Filtragem Biológica e o Ciclo do nitrogênio

A filtragem biológica, como já visto no artigo anterior sobre Sistemas de Filtragem, é parte fundamental para o bom funcionamento do lago ornamental e entender o seu mecanismo pode ajudá-lo e evitar e resolver problemas com a manutenção do seu lago. A filtragem biológica é feita quando a água passa por compartimentos em que haja materiais porosos como cerâmicas, de grande superfície de contato como as ‘bioballs’, ou ainda outros materiais alternativos e, de preferência, com grande oxigenação.Mas, por que a chamamos de filtragem biológica?

De uma maneira um pouco resumida, podemos dizer que as fezes dos peixes, as folhas em decomposição, os restos de ração, etc., inicialmente se transformam em substâncias tóxicas aos peixes e depois se transformam em algo aproveitável para as plantas e menos tóxico aos peixes.

Essa transformação só é possível com a ação das bactérias nitrificantes que se alojam nas paredes, no fundo do lago, nos objetos de decoração e em quase todos os lugares de um lago devidamente ‘ciclado’. No filtro, sua ação é maior devido à alta taxa de oxigênio, pela movimentação da água e também em conseqüência da concentração de colônias dessas bactérias nos materiais porosos que têm maior superfície em contato com a água.

Essas bactérias estão presentes em quase todo lugar do lago, mas, em um ambiente novo, sua quantidade é muito pequena. Somente após um período de aproximadamente um mês é que estarão presentes em quantidade satisfatória; daí a necessidade de aguardar que o ambiente esteja com a presença dessas bactérias, ou seja, esteja ‘ciclado’.

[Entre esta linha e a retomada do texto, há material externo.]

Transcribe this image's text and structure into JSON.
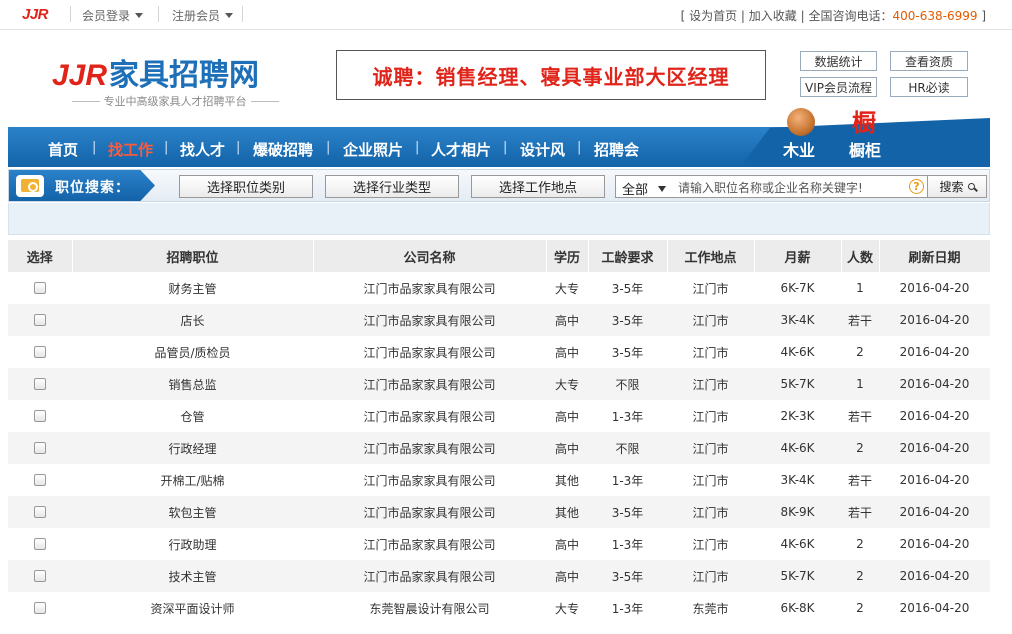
{
  "topbar": {
    "logo": "JJR",
    "member_login": "会员登录",
    "register": "注册会员",
    "right_prefix": "[",
    "set_home": "设为首页",
    "add_fav": "加入收藏",
    "hotline_label": "全国咨询电话：",
    "hotline": "400-638-6999",
    "right_suffix": "]"
  },
  "header": {
    "logo_latin": "JJR",
    "logo_cn": "家具招聘网",
    "tagline": "专业中高级家具人才招聘平台",
    "banner": "诚聘：销售经理、寝具事业部大区经理",
    "buttons": [
      "数据统计",
      "查看资质",
      "VIP会员流程",
      "HR必读"
    ]
  },
  "nav": {
    "items": [
      "首页",
      "找工作",
      "找人才",
      "爆破招聘",
      "企业照片",
      "人才相片",
      "设计风",
      "招聘会"
    ],
    "active_index": 1,
    "side": [
      "木业",
      "橱柜"
    ]
  },
  "search": {
    "title": "职位搜索：",
    "btn_category": "选择职位类别",
    "btn_industry": "选择行业类型",
    "btn_location": "选择工作地点",
    "scope": "全部",
    "placeholder": "请输入职位名称或企业名称关键字!",
    "help": "?",
    "submit": "搜索"
  },
  "table": {
    "headers": [
      "选择",
      "招聘职位",
      "公司名称",
      "学历",
      "工龄要求",
      "工作地点",
      "月薪",
      "人数",
      "刷新日期"
    ],
    "rows": [
      {
        "job": "财务主管",
        "company": "江门市品家家具有限公司",
        "edu": "大专",
        "exp": "3-5年",
        "loc": "江门市",
        "salary": "6K-7K",
        "count": "1",
        "date": "2016-04-20"
      },
      {
        "job": "店长",
        "company": "江门市品家家具有限公司",
        "edu": "高中",
        "exp": "3-5年",
        "loc": "江门市",
        "salary": "3K-4K",
        "count": "若干",
        "date": "2016-04-20"
      },
      {
        "job": "品管员/质检员",
        "company": "江门市品家家具有限公司",
        "edu": "高中",
        "exp": "3-5年",
        "loc": "江门市",
        "salary": "4K-6K",
        "count": "2",
        "date": "2016-04-20"
      },
      {
        "job": "销售总监",
        "company": "江门市品家家具有限公司",
        "edu": "大专",
        "exp": "不限",
        "loc": "江门市",
        "salary": "5K-7K",
        "count": "1",
        "date": "2016-04-20"
      },
      {
        "job": "仓管",
        "company": "江门市品家家具有限公司",
        "edu": "高中",
        "exp": "1-3年",
        "loc": "江门市",
        "salary": "2K-3K",
        "count": "若干",
        "date": "2016-04-20"
      },
      {
        "job": "行政经理",
        "company": "江门市品家家具有限公司",
        "edu": "高中",
        "exp": "不限",
        "loc": "江门市",
        "salary": "4K-6K",
        "count": "2",
        "date": "2016-04-20"
      },
      {
        "job": "开棉工/贴棉",
        "company": "江门市品家家具有限公司",
        "edu": "其他",
        "exp": "1-3年",
        "loc": "江门市",
        "salary": "3K-4K",
        "count": "若干",
        "date": "2016-04-20"
      },
      {
        "job": "软包主管",
        "company": "江门市品家家具有限公司",
        "edu": "其他",
        "exp": "3-5年",
        "loc": "江门市",
        "salary": "8K-9K",
        "count": "若干",
        "date": "2016-04-20"
      },
      {
        "job": "行政助理",
        "company": "江门市品家家具有限公司",
        "edu": "高中",
        "exp": "1-3年",
        "loc": "江门市",
        "salary": "4K-6K",
        "count": "2",
        "date": "2016-04-20"
      },
      {
        "job": "技术主管",
        "company": "江门市品家家具有限公司",
        "edu": "高中",
        "exp": "3-5年",
        "loc": "江门市",
        "salary": "5K-7K",
        "count": "2",
        "date": "2016-04-20"
      },
      {
        "job": "资深平面设计师",
        "company": "东莞智晨设计有限公司",
        "edu": "大专",
        "exp": "1-3年",
        "loc": "东莞市",
        "salary": "6K-8K",
        "count": "2",
        "date": "2016-04-20"
      }
    ]
  },
  "colors": {
    "brand_red": "#e0241a",
    "brand_blue": "#1363a8",
    "hotline": "#e65a00"
  }
}
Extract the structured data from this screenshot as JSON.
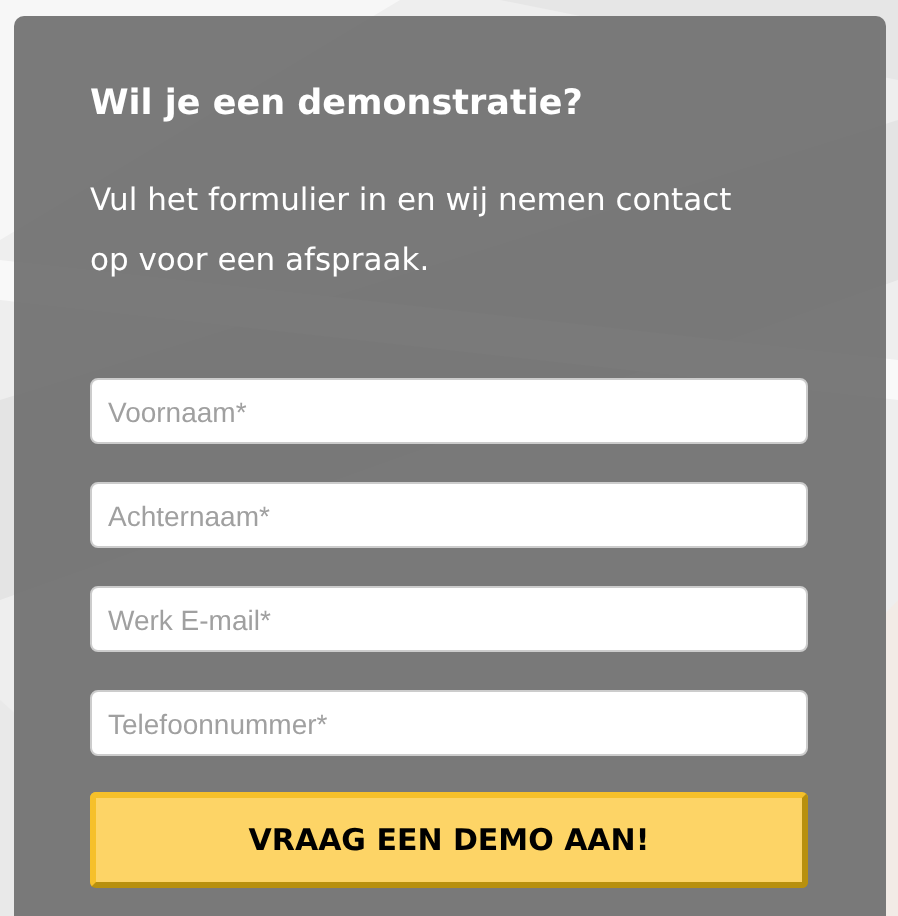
{
  "form": {
    "title": "Wil je een demonstratie?",
    "intro": "Vul het formulier in en wij nemen contact op voor een afspraak.",
    "fields": [
      {
        "placeholder": "Voornaam*"
      },
      {
        "placeholder": "Achternaam*"
      },
      {
        "placeholder": "Werk E-mail*"
      },
      {
        "placeholder": "Telefoonnummer*"
      }
    ],
    "submit": "VRAAG EEN DEMO AAN!"
  }
}
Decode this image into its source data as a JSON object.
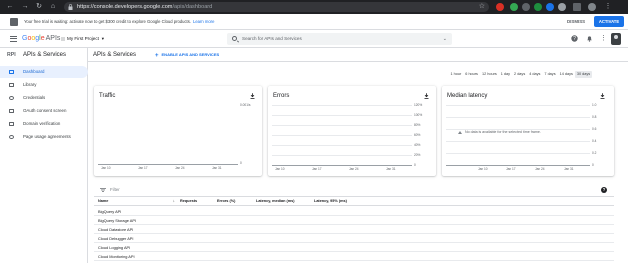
{
  "browser": {
    "url_host": "https://console.developers.google.com",
    "url_path": "/apis/dashboard"
  },
  "promo": {
    "text": "Your free trial is waiting: activate now to get $300 credit to explore Google Cloud products.",
    "learn_more": "Learn more",
    "dismiss": "DISMISS",
    "activate": "ACTIVATE"
  },
  "header": {
    "logo_google": [
      "G",
      "o",
      "o",
      "g",
      "l",
      "e"
    ],
    "logo_apis": "APIs",
    "project": "My First Project",
    "search_placeholder": "Search for APIs and Services"
  },
  "sidebar": {
    "badge": "RPI",
    "title": "APIs & Services",
    "items": [
      {
        "label": "Dashboard",
        "icon": "dashboard-icon",
        "active": true
      },
      {
        "label": "Library",
        "icon": "library-icon",
        "active": false
      },
      {
        "label": "Credentials",
        "icon": "key-icon",
        "active": false
      },
      {
        "label": "OAuth consent screen",
        "icon": "consent-icon",
        "active": false
      },
      {
        "label": "Domain verification",
        "icon": "checkbox-icon",
        "active": false
      },
      {
        "label": "Page usage agreements",
        "icon": "settings-icon",
        "active": false
      }
    ]
  },
  "main": {
    "title": "APIs & Services",
    "enable_button": "ENABLE APIS AND SERVICES",
    "time_ranges": [
      "1 hour",
      "6 hours",
      "12 hours",
      "1 day",
      "2 days",
      "4 days",
      "7 days",
      "14 days",
      "30 days"
    ],
    "selected_range": "30 days"
  },
  "cards": {
    "traffic": {
      "title": "Traffic",
      "y_ticks": [
        "0.001/s",
        "0"
      ],
      "x_ticks": [
        "Jan 10",
        "Jan 17",
        "Jan 24",
        "Jan 31"
      ]
    },
    "errors": {
      "title": "Errors",
      "y_ticks": [
        "120%",
        "100%",
        "80%",
        "60%",
        "40%",
        "20%",
        "0"
      ],
      "x_ticks": [
        "Jan 10",
        "Jan 17",
        "Jan 24",
        "Jan 31"
      ]
    },
    "latency": {
      "title": "Median latency",
      "y_ticks": [
        "1.0",
        "0.8",
        "0.6",
        "0.4",
        "0.2",
        "0"
      ],
      "x_ticks": [
        "Jan 10",
        "Jan 17",
        "Jan 24",
        "Jan 31"
      ],
      "no_data": "No data is available for the selected time frame."
    }
  },
  "table": {
    "filter_placeholder": "Filter",
    "help": "?",
    "columns": [
      "Name",
      "Requests",
      "Errors (%)",
      "Latency, median (ms)",
      "Latency, 95% (ms)"
    ],
    "rows": [
      "BigQuery API",
      "BigQuery Storage API",
      "Cloud Datastore API",
      "Cloud Debugger API",
      "Cloud Logging API",
      "Cloud Monitoring API"
    ]
  },
  "colors": {
    "accent": "#1a73e8",
    "active_bg": "#e8f0fe",
    "browser_dark": "#202124"
  }
}
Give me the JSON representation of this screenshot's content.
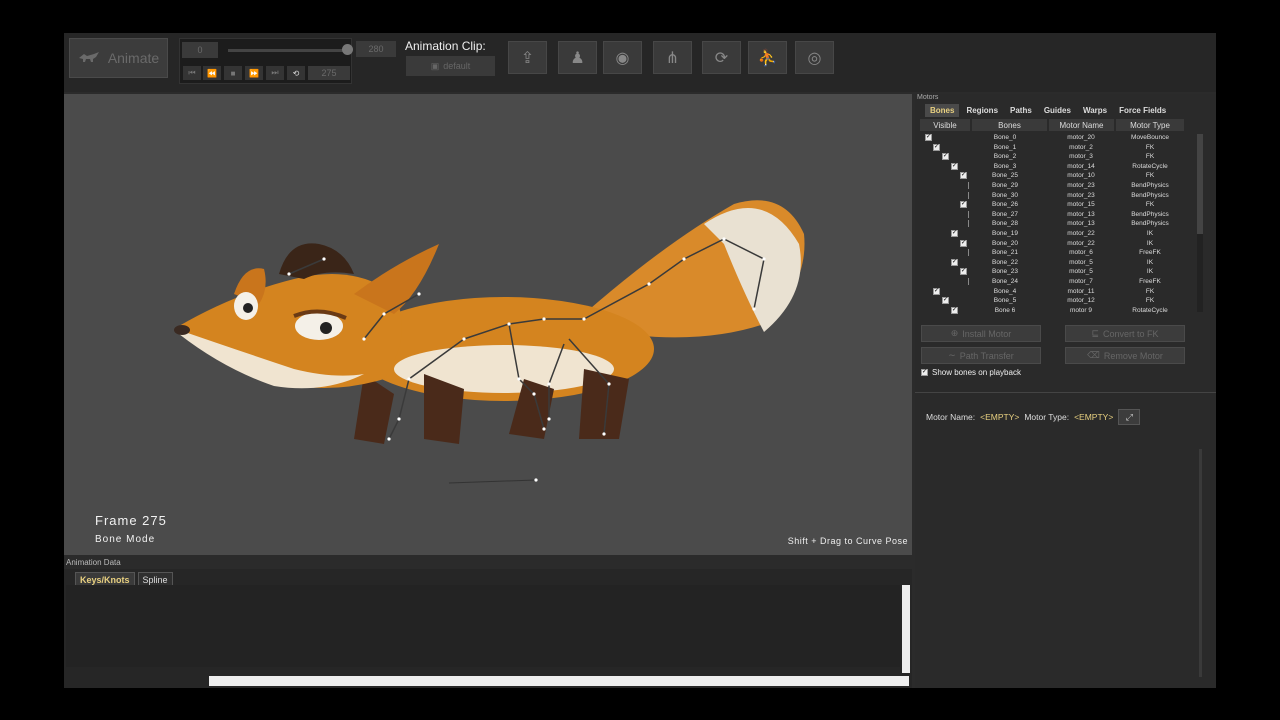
{
  "toolbar": {
    "animate_label": "Animate",
    "start_frame": "0",
    "end_frame": "280",
    "current_frame": "275",
    "clip_label": "Animation Clip:",
    "clip_value": "default",
    "tools": [
      "upload-icon",
      "ghost-icon",
      "camera-icon",
      "hierarchy-icon",
      "loop-icon",
      "runner-icon",
      "physics-icon"
    ]
  },
  "viewport": {
    "frame_text": "Frame 275",
    "mode_text": "Bone Mode",
    "hint_text": "Shift + Drag to Curve Pose"
  },
  "animation_data": {
    "title": "Animation Data",
    "tabs": [
      "Keys/Knots",
      "Spline"
    ]
  },
  "motors": {
    "title": "Motors",
    "tabs": [
      "Bones",
      "Regions",
      "Paths",
      "Guides",
      "Warps",
      "Force Fields"
    ],
    "columns": [
      "Visible",
      "Bones",
      "Motor Name",
      "Motor Type"
    ],
    "rows": [
      {
        "bone": "Bone_0",
        "motor": "motor_20",
        "type": "MoveBounce",
        "checked": true
      },
      {
        "bone": "Bone_1",
        "motor": "motor_2",
        "type": "FK",
        "checked": true
      },
      {
        "bone": "Bone_2",
        "motor": "motor_3",
        "type": "FK",
        "checked": true
      },
      {
        "bone": "Bone_3",
        "motor": "motor_14",
        "type": "RotateCycle",
        "checked": true
      },
      {
        "bone": "Bone_25",
        "motor": "motor_10",
        "type": "FK",
        "checked": true
      },
      {
        "bone": "Bone_29",
        "motor": "motor_23",
        "type": "BendPhysics",
        "checked": false
      },
      {
        "bone": "Bone_30",
        "motor": "motor_23",
        "type": "BendPhysics",
        "checked": false
      },
      {
        "bone": "Bone_26",
        "motor": "motor_15",
        "type": "FK",
        "checked": true
      },
      {
        "bone": "Bone_27",
        "motor": "motor_13",
        "type": "BendPhysics",
        "checked": false
      },
      {
        "bone": "Bone_28",
        "motor": "motor_13",
        "type": "BendPhysics",
        "checked": false
      },
      {
        "bone": "Bone_19",
        "motor": "motor_22",
        "type": "IK",
        "checked": true
      },
      {
        "bone": "Bone_20",
        "motor": "motor_22",
        "type": "IK",
        "checked": true
      },
      {
        "bone": "Bone_21",
        "motor": "motor_6",
        "type": "FreeFK",
        "checked": false
      },
      {
        "bone": "Bone_22",
        "motor": "motor_5",
        "type": "IK",
        "checked": true
      },
      {
        "bone": "Bone_23",
        "motor": "motor_5",
        "type": "IK",
        "checked": true
      },
      {
        "bone": "Bone_24",
        "motor": "motor_7",
        "type": "FreeFK",
        "checked": false
      },
      {
        "bone": "Bone_4",
        "motor": "motor_11",
        "type": "FK",
        "checked": true
      },
      {
        "bone": "Bone_5",
        "motor": "motor_12",
        "type": "FK",
        "checked": true
      },
      {
        "bone": "Bone 6",
        "motor": "motor 9",
        "type": "RotateCycle",
        "checked": true
      }
    ],
    "buttons": {
      "install": "Install Motor",
      "convert": "Convert to FK",
      "path_transfer": "Path Transfer",
      "remove": "Remove Motor"
    },
    "show_bones_label": "Show bones on playback",
    "motor_name_label": "Motor Name:",
    "motor_name_value": "<EMPTY>",
    "motor_type_label": "Motor Type:",
    "motor_type_value": "<EMPTY>"
  }
}
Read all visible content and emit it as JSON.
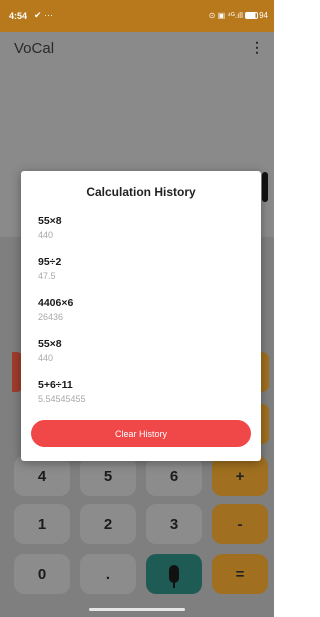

Para entendermos superficialmente o ciclo do nitrogênio, basta lembrarmos que as fezes eliminadas pelos peixes, assim como a morte de algum ser vivo acabam liberando os compostos nitrogenados na água. Esses compostos são então processados pelas bactérias decompositoras que acabam produzindo Amônia que depois se transforma em Hidróxido de Amônio (NH4OH) – substância altamente tóxica aos nossos peixes.

Outras bactérias, também presentes em um lago ciclado, as do gênero Nitrosomonas, se encarregam na transformação dessa Amônia em Nitrito (NO2) também tóxico aos nossos peixes.

Por fim, um terceiro tipo de bactéria, as do gênero Nitrobacter se encarregam na transformação do Nitrito em Nitrato (NO3). Este sim, absorvido pelas plantas e muito menos tóxico aos nossos peixes. Mesmo assim, não pode estar presente em grande quantidade, o que vem justificar a necessidade das trocas parciais de água.